The buildings of Bloop, Inc., erupted from the desert wasteland in an intimidating clump, almost as if a gang of buildings had decided to shake the mountains down for lunch money. The administration tower loomed over the sprawling campus and stood out in the skyline that made up the new Utah city, Silicon Flats. It lay west of the Great Salt Lake in a barren area usually ignored by passing drivers on their way to Nevada. There were other corporate buildings springing up from the bleached white sand, along with a rash of stylishly bland apartment complexes and cloned houses that dotted the landscape. They were like drab shrubbery compared to Bloop’s gleaming sequoias of tech.

A lone tumbleweed blew across the road as Sharp drove his electric convertible along the main road into Silicon Flats. That bouncing hallmark of the west was becoming a rare sight in suburban Utah—the sign of a passing era. Sharp felt that he could relate as he rode in double file to his doom.

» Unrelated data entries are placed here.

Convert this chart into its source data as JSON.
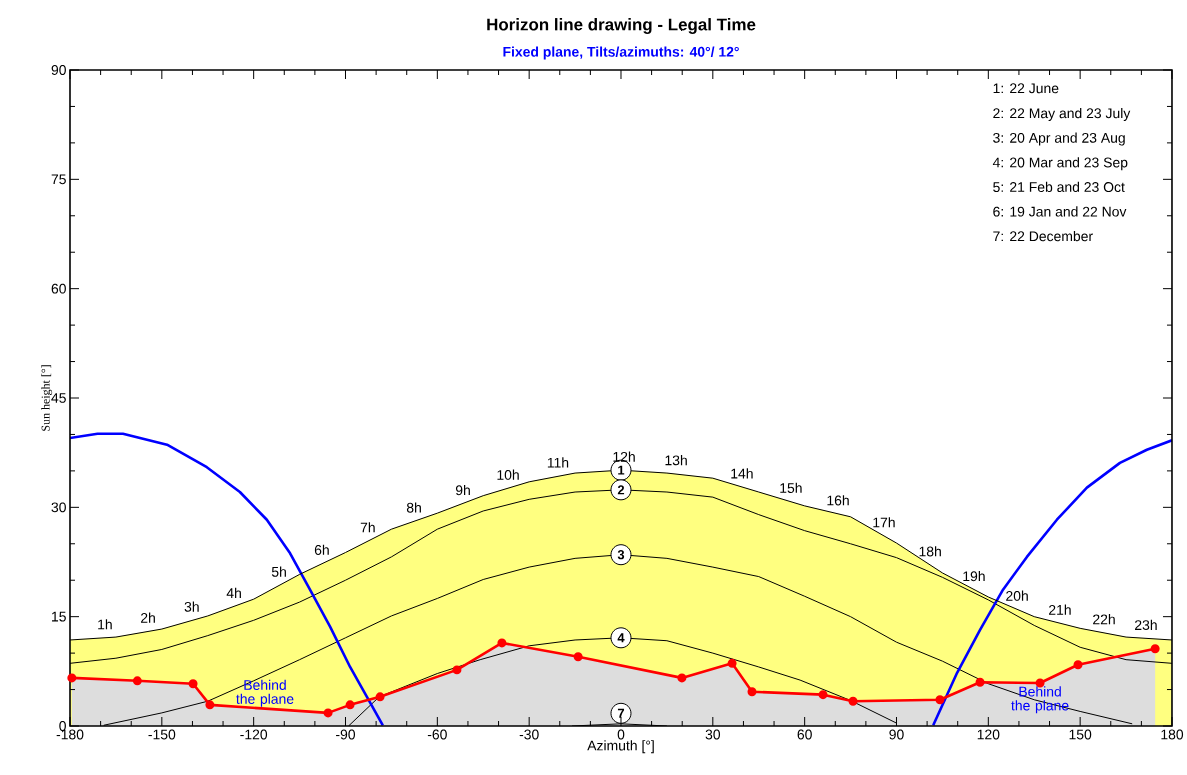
{
  "chart_data": {
    "type": "line",
    "title": "Horizon line drawing - Legal Time",
    "subtitle": "Fixed plane, Tilts/azimuths: 40°/ 12°",
    "xlabel": "Azimuth [°]",
    "ylabel": "Sun height [°]",
    "xlim": [
      -180,
      180
    ],
    "ylim": [
      0,
      90
    ],
    "xticks": [
      -180,
      -150,
      -120,
      -90,
      -60,
      -30,
      0,
      30,
      60,
      90,
      120,
      150,
      180
    ],
    "yticks": [
      0,
      15,
      30,
      45,
      60,
      75,
      90
    ],
    "series": [
      {
        "type": "area",
        "name": "1",
        "color": "#ffff80",
        "x": [
          -180,
          -165,
          -150,
          -135,
          -120,
          -105,
          -90,
          -75,
          -60,
          -45,
          -30,
          -15,
          0,
          15,
          30,
          45,
          60,
          75,
          90,
          105,
          120,
          135,
          150,
          165,
          180
        ],
        "values": [
          11.8,
          12.2,
          13.3,
          15.1,
          17.4,
          20.8,
          23.8,
          27.0,
          29.2,
          31.6,
          33.5,
          34.7,
          35.1,
          34.7,
          34.0,
          32.1,
          30.2,
          28.7,
          25.1,
          21.0,
          17.7,
          15.0,
          13.4,
          12.2,
          11.8
        ]
      },
      {
        "name": "2",
        "color": "#000000",
        "x": [
          -180,
          -165,
          -150,
          -135,
          -120,
          -105,
          -90,
          -75,
          -60,
          -45,
          -30,
          -15,
          0,
          15,
          30,
          45,
          60,
          75,
          90,
          105,
          120,
          135,
          150,
          165,
          180
        ],
        "values": [
          8.6,
          9.3,
          10.5,
          12.4,
          14.5,
          17.0,
          20.0,
          23.2,
          27.0,
          29.5,
          31.1,
          32.1,
          32.4,
          32.1,
          31.4,
          29.0,
          26.8,
          25.0,
          23.1,
          20.4,
          17.3,
          13.8,
          10.8,
          9.1,
          8.6
        ]
      },
      {
        "name": "3",
        "color": "#000000",
        "x": [
          -169,
          -150,
          -135,
          -120,
          -105,
          -90,
          -75,
          -60,
          -45,
          -30,
          -15,
          0,
          15,
          30,
          45,
          60,
          75,
          90,
          105,
          120,
          135,
          150,
          167
        ],
        "values": [
          0.1,
          1.8,
          3.4,
          6.2,
          9.1,
          12.1,
          15.1,
          17.5,
          20.1,
          21.8,
          23.0,
          23.5,
          23.0,
          21.8,
          20.5,
          17.8,
          15.0,
          11.5,
          8.9,
          5.8,
          3.6,
          2.0,
          0.3
        ]
      },
      {
        "name": "4",
        "color": "#000000",
        "x": [
          -89,
          -79,
          -60,
          -46,
          -30,
          -15,
          0,
          15,
          30,
          45,
          58.5,
          75,
          90
        ],
        "values": [
          0,
          4.0,
          7.2,
          9.1,
          11.0,
          11.8,
          12.1,
          11.7,
          10.0,
          8.1,
          6.3,
          3.5,
          0.4
        ]
      },
      {
        "name": "7",
        "color": "#000000",
        "x": [
          -16,
          0,
          15
        ],
        "values": [
          0,
          0.3,
          0
        ]
      },
      {
        "type": "area",
        "color": "#ff0000",
        "marker": "circle",
        "x": [
          -179.4,
          -158,
          -139.8,
          -134.3,
          -95.7,
          -88.5,
          -78.7,
          -53.6,
          -38.9,
          -14,
          19.9,
          36.3,
          42.8,
          66,
          75.8,
          104.2,
          117.3,
          136.9,
          149.3,
          174.5
        ],
        "values": [
          6.6,
          6.2,
          5.8,
          2.9,
          1.8,
          2.9,
          4.0,
          7.7,
          11.4,
          9.5,
          6.6,
          8.6,
          4.7,
          4.3,
          3.4,
          3.6,
          6.0,
          5.9,
          8.4,
          10.6
        ]
      },
      {
        "color": "#0000ff",
        "x": [
          -180,
          -171,
          -162.7,
          -148.3,
          -135.3,
          -124.5,
          -115.7,
          -108.1,
          -101.6,
          -95,
          -88.5,
          -83,
          -77.8,
          0,
          102,
          109.8,
          117.3,
          124.8,
          132.6,
          142.4,
          152.2,
          163,
          171.8,
          180
        ],
        "values": [
          39.5,
          40.1,
          40.1,
          38.6,
          35.5,
          32.1,
          28.3,
          23.7,
          18.7,
          13.6,
          8.1,
          4.0,
          0.1,
          null,
          0.1,
          7.3,
          13.2,
          18.7,
          23.2,
          28.3,
          32.7,
          36.1,
          37.9,
          39.2
        ]
      }
    ],
    "annotations": [
      "1: 22 June",
      "2: 22 May and 23 July",
      "3: 20 Apr and 23 Aug",
      "4: 20 Mar and 23 Sep",
      "5: 21 Feb and 23 Oct",
      "6: 19 Jan and 22 Nov",
      "7: 22 December",
      "Behind the plane",
      "Behind the plane",
      {
        "text": "1h",
        "x": -168.6,
        "y": 12.1
      },
      {
        "text": "2h",
        "x": -154.5,
        "y": 13.0
      },
      {
        "text": "3h",
        "x": -140.2,
        "y": 14.5
      },
      {
        "text": "4h",
        "x": -126.4,
        "y": 16.4
      },
      {
        "text": "5h",
        "x": -111.7,
        "y": 19.3
      },
      {
        "text": "6h",
        "x": -97.7,
        "y": 22.3
      },
      {
        "text": "7h",
        "x": -82.7,
        "y": 25.4
      },
      {
        "text": "8h",
        "x": -67.6,
        "y": 28.1
      },
      {
        "text": "9h",
        "x": -51.6,
        "y": 30.5
      },
      {
        "text": "10h",
        "x": -36.9,
        "y": 32.6
      },
      {
        "text": "11h",
        "x": -20.6,
        "y": 34.3
      },
      {
        "text": "12h",
        "x": 1.0,
        "y": 35.1
      },
      {
        "text": "13h",
        "x": 18.0,
        "y": 34.6
      },
      {
        "text": "14h",
        "x": 39.5,
        "y": 32.8
      },
      {
        "text": "15h",
        "x": 55.5,
        "y": 30.8
      },
      {
        "text": "16h",
        "x": 70.9,
        "y": 29.1
      },
      {
        "text": "17h",
        "x": 85.9,
        "y": 26.1
      },
      {
        "text": "18h",
        "x": 101.0,
        "y": 22.1
      },
      {
        "text": "19h",
        "x": 115.3,
        "y": 18.7
      },
      {
        "text": "20h",
        "x": 129.4,
        "y": 16.0
      },
      {
        "text": "21h",
        "x": 143.4,
        "y": 14.1
      },
      {
        "text": "22h",
        "x": 157.8,
        "y": 12.8
      },
      {
        "text": "23h",
        "x": 171.5,
        "y": 12.0
      }
    ]
  }
}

He didn’t mind his new gig at Bloop. He was even grateful for it. After the collapse of his company, he lost his cryptocurrency fortune, all his assets, and his girlfriend, in that order. Then he was kicked off social media, locked out of all his crypto wallets, and banned from the exchanges. Nobody wanted to take a chance on him. Nobody wanted anything to do with him. The things people said about him online were so preposterous, he didn’t recognize the guy the world was angry at, but netizens believed every rumor.

The last job he managed to line up lasted three days before employees threatened to strike unless he was fired. When his friend, Novell, offered him this lifeline at Bloop, he leapt at it. Now he didn’t have to live in his car anymore. If only working for Novell didn’t feel like charity.

A text popped up in the corner of his eye:

You’re running late. Darity’s gonna kill you.